This week’s Paris Air Show started off with a zoom, in the form of Boeing’s launch of the 737 MAX 10 jet — the longest version of its fuel-efficient single-aisle airplane family.
Today’s kickoff of the sales campaign was totally unsurprising, but the 240 orders announced at launch made for a “surprisingly strong showing” on its face, Leeham News and Comment’s Scott Hamilton reported.
He added that “the 240 orders were more than had been expected — and less than advertised.”
The 737 MAX 10, due to enter service in 2020, is 66 inches longer than the MAX 9 and can accommodate 10 more seats for a maximum capacity of 230 passengers. The stretch version is meant to attract operators who are willing to trade off more seats for slightly less range (up to 3,700 miles with an auxiliary tank vs. 4,045 miles for a similarly equipped MAX 9).

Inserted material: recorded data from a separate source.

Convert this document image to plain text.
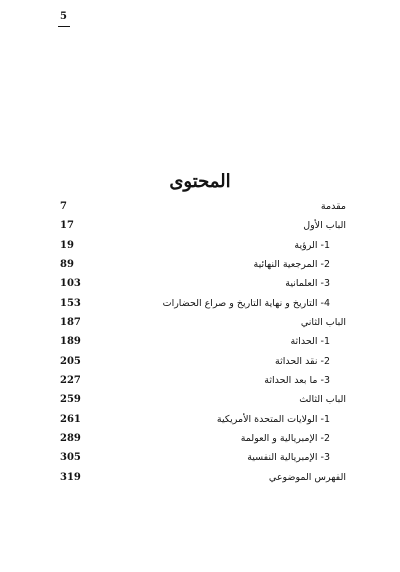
5
المحتوى
7	مقدمة
17	الباب الأول
19	1- الرؤية
89	2- المرجعية النهائية
103	3- العلمانية
153	4- التاريخ و نهاية التاريخ و صراع الحضارات
187	الباب الثاني
189	1- الحداثة
205	2- نقد الحداثة
227	3- ما بعد الحداثة
259	الباب الثالث
261	1- الولايات المتحدة الأمريكية
289	2- الإمبريالية و العولمة
305	3- الإمبريالية النفسية
319	الفهرس الموضوعي
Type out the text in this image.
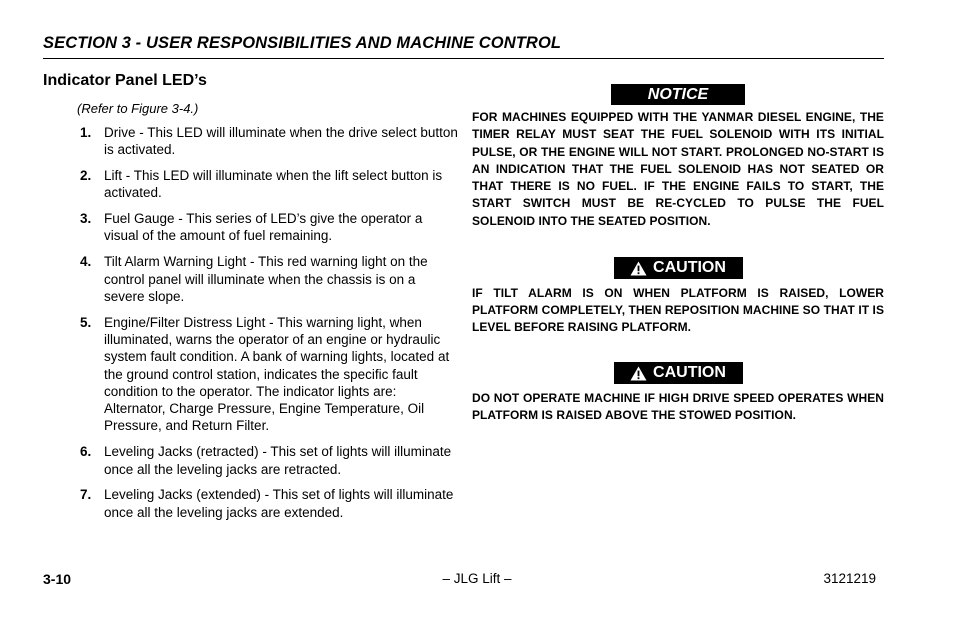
SECTION 3 - USER RESPONSIBILITIES AND MACHINE CONTROL
Indicator Panel LED’s
(Refer to Figure 3-4.)
1. Drive - This LED will illuminate when the drive select button is activated.
2. Lift - This LED will illuminate when the lift select button is activated.
3. Fuel Gauge - This series of LED’s give the operator a visual of the amount of fuel remaining.
4. Tilt Alarm Warning Light - This red warning light on the control panel will illuminate when the chassis is on a severe slope.
5. Engine/Filter Distress Light - This warning light, when illuminated, warns the operator of an engine or hydraulic system fault condition. A bank of warning lights, located at the ground control station, indicates the specific fault condition to the operator. The indicator lights are: Alternator, Charge Pressure, Engine Temperature, Oil Pressure, and Return Filter.
6. Leveling Jacks (retracted) - This set of lights will illuminate once all the leveling jacks are retracted.
7. Leveling Jacks (extended) - This set of lights will illuminate once all the leveling jacks are extended.
NOTICE

FOR MACHINES EQUIPPED WITH THE YANMAR DIESEL ENGINE, THE TIMER RELAY MUST SEAT THE FUEL SOLENOID WITH ITS INITIAL PULSE, OR THE ENGINE WILL NOT START. PROLONGED NO-START IS AN INDICATION THAT THE FUEL SOLENOID HAS NOT SEATED OR THAT THERE IS NO FUEL. IF THE ENGINE FAILS TO START, THE START SWITCH MUST BE RE-CYCLED TO PULSE THE FUEL SOLENOID INTO THE SEATED POSITION.

CAUTION

IF TILT ALARM IS ON WHEN PLATFORM IS RAISED, LOWER PLATFORM COMPLETELY, THEN REPOSITION MACHINE SO THAT IT IS LEVEL BEFORE RAISING PLATFORM.

CAUTION

DO NOT OPERATE MACHINE IF HIGH DRIVE SPEED OPERATES WHEN PLATFORM IS RAISED ABOVE THE STOWED POSITION.

– JLG Lift –
3-10	3121219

Boeing’s 737 MAX line is facing tough competition from Europe-based Airbus’ A320 line, which leads the order tally. The MAX 10 sizes up as a rival of the A321neo.
Among the companies announcing commitments to buy the MAX 10 are Indonesia’s Lion Air Group for 50 planes, India’s SpiceJet for 40, GE Capital Aviation Services for 20, Germany’s TUI Group for 18, Tibet Financial Leasing for 20, China’s CDB Aviation for 10, and BOC Aviation for 10. Additional commitments would be detailed later in the week, Boeing said.
One big reason why Hamilton said the orders were “less than advertised” was because most of today’s commitments involved memorandums of understanding rather than firm orders. In addition, many of the commitments announced today were conversions from existing 737 MAX orders.
“We think the 737 MAX 10 is a competitor to the 9, and that’s why a lot of people are converting,” Reuters quoted Airbus sales chief John Leahy as saying.
Airbus countered Boeing’s launch announcement with word that GE Capital was ordering 100 A320neo planes, and that Air Lease Corp. was ordering 12 more A321neos. Airbus also announced that it would bring out an expanded version of its A380 superjumbo jet, a 575-seat plane called the A380plus.
Boeing and Airbus plan to flood the Paris Air Show with order announcements and flashy airplane displays, but there’s a cloud hanging over the market: Analysts have been asking questions about the seemingly soft demand for twin-aisle jets such as Boeing’s 777, 787 and the yet-to-be-built 777X — and yes, Airbus’ A380 as well.
In the past, Boeing has argued that the continuing rise in air traffic and the replacement cycle for older wide-body jets will reverse the slowdown in new orders. Boeing’s vice president of marketing, Randy Tinseth, is due to address the evolving market outlook at the Paris Air Show on Tuesday.